# Winter Gardening



## Davarm (Oct 22, 2011)

For those of you who live in a mild climate and want to garden in the winter months but dont want to chance losing plants to frost, the attached picture shows how I run a center line of PVC(in front of the rosemary bushes) down a bed to support a covering of plastic. 

I just anchor the plastic down on all sides of the pvc and it makes a cheap and easy greenhouse. I lift the plastic on either end and spray the hose down the plot to water it when the condensation on the plastic dissappears. If the weather is supposed to be cold for a long period of time I put a small space heater under one end and it has kept everything inside happy.

I know it's kinda late for the picture and "how-to" but you can be ready and waiting for your fall and winter gardens. 

You cant see it very well but my lavender plants are next to the plot with the pvc, wasn't sure if my soil would like lavender but it seems to be a good match, the lavender seems happy!


----------



## k0xxx (Oct 27, 2011)

Interesting.
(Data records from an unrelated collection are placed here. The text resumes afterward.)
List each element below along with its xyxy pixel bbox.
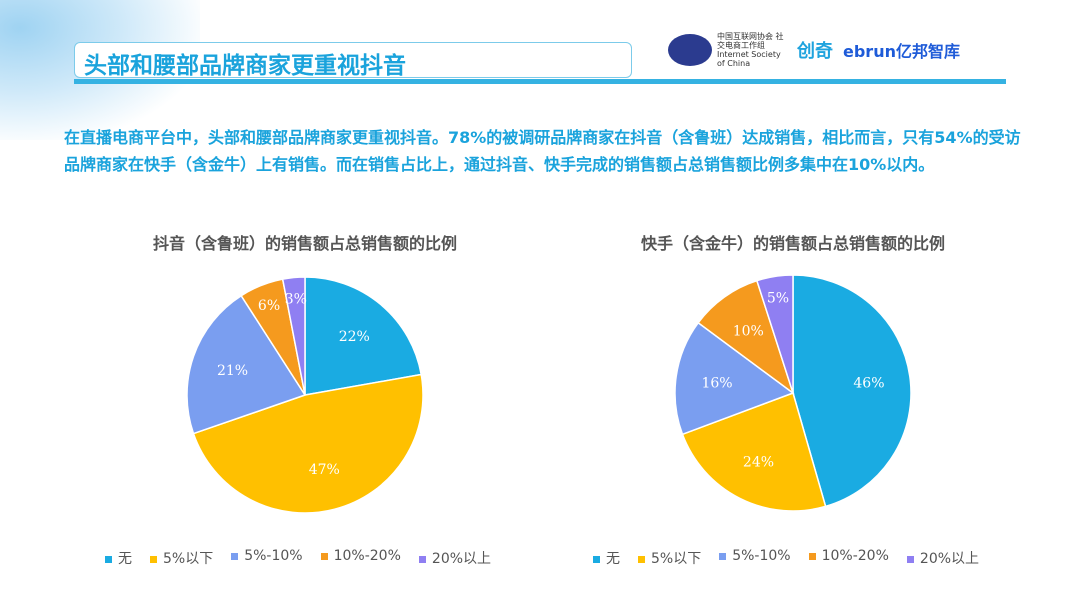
data-label: 3% [285,292,307,308]
legend-swatch [906,555,914,563]
summary-paragraph: 在直播电商平台中，头部和腰部品牌商家更重视抖音。78%的被调研品牌商家在抖音（含… [64,128,1021,174]
legend-swatch [418,555,426,563]
legend-swatch [593,555,600,563]
legend-item: 5%以下 [638,548,701,568]
pie-slice-0-1 [192,373,424,514]
legend-item: 无 [593,548,620,568]
chuangqi-logo: 创奇 [797,41,833,62]
legend-item: 10%-20% [808,548,889,568]
legend-swatch [719,552,727,560]
legend-label: 5%-10% [732,548,791,564]
chart-title-kuaishou: 快手（含金牛）的销售额占总销售额的比例 [640,234,945,253]
ebrun-logo: ebrun亿邦智库 [843,42,960,61]
pie-slice-0-2 [186,294,307,435]
isc-emblem-icon [668,34,712,66]
title-box [74,42,632,78]
legend-label: 5%以下 [651,551,702,567]
legend-swatch [638,555,645,563]
legend-label: 20%以上 [431,551,492,567]
legend-item: 20%以上 [418,548,492,568]
data-label: 5% [767,290,789,306]
data-label: 10% [733,324,764,340]
pie-slice-1-0 [792,274,912,508]
pie-slice-1-2 [674,321,795,436]
legend-label: 无 [118,551,132,567]
legend-item: 20%以上 [906,548,980,568]
legend-swatch [320,552,328,560]
pie-slice-1-1 [681,392,827,512]
data-label: 16% [701,375,732,391]
pie-slice-1-3 [697,279,795,395]
data-label: 24% [743,455,774,471]
isc-logo: 中国互联网协会 社交电商工作组 Internet Society of Chin… [668,32,787,68]
legend-swatch [150,555,157,563]
data-label: 22% [339,329,370,345]
legend-label: 20%以上 [919,551,980,567]
legend-label: 无 [606,551,620,567]
legend-douyin: 无 5%以下 5%-10% 10%-20% 20%以上 [105,548,491,568]
title-underline [74,79,1006,84]
legend-item: 5%以下 [150,548,213,568]
legend-label: 5%以下 [163,551,214,567]
page-title: 头部和腰部品牌商家更重视抖音 [84,53,406,79]
isc-logo-text: 中国互联网协会 社交电商工作组 Internet Society of Chin… [717,32,784,68]
legend-swatch [231,552,239,560]
legend-item: 10%-20% [320,548,401,568]
pie-slice-1-4 [755,274,794,394]
legend-item: 无 [105,548,132,568]
legend-label: 10%-20% [333,548,401,564]
legend-label: 10%-20% [821,548,889,564]
legend-label: 5%-10% [244,548,303,564]
data-label: 46% [853,375,884,391]
legend-swatch [105,555,112,563]
legend-swatch [808,552,816,560]
data-label: 47% [309,462,340,478]
pie-slice-0-0 [304,276,423,396]
legend-item: 5%-10% [231,548,303,568]
logos: 中国互联网协会 社交电商工作组 Internet Society of Chin… [668,32,1068,68]
pie-slice-0-4 [281,276,306,396]
chart-title-douyin: 抖音（含鲁班）的销售额占总销售额的比例 [152,234,457,253]
legend-kuaishou: 无 5%以下 5%-10% 10%-20% 20%以上 [593,548,979,568]
legend-item: 5%-10% [719,548,791,568]
data-label: 6% [258,298,280,314]
data-label: 21% [217,363,248,379]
I do miss the growing seasons along the gulf coast.


----------



## crabapple (Jan 1, 2012)

Davarm said:


> For those of you who live in a mild climate and want to garden in the winter months but dont want to chance losing plants to frost, the attached picture shows how I run a center line of PVC(in front of the rosemary bushes) down a bed to support a covering of plastic.
> 
> I just anchor the plastic down on all sides of the pvc and it makes a cheap and easy greenhouse. I lift the plastic on either end and spray the hose down the plot to water it when the condensation on the plastic dissappears. If the weather is supposed to be cold for a long period of time I put a small space heater under one end and it has kept everything inside happy.
> 
> ...


I see blocks,roll of wire, wire cages, rich soil & enough Rosemary to feed the state for a year.
Looks like you are ready for Spring.


----------



## Davarm (Oct 22, 2011)

Yea, but that was last year!


----------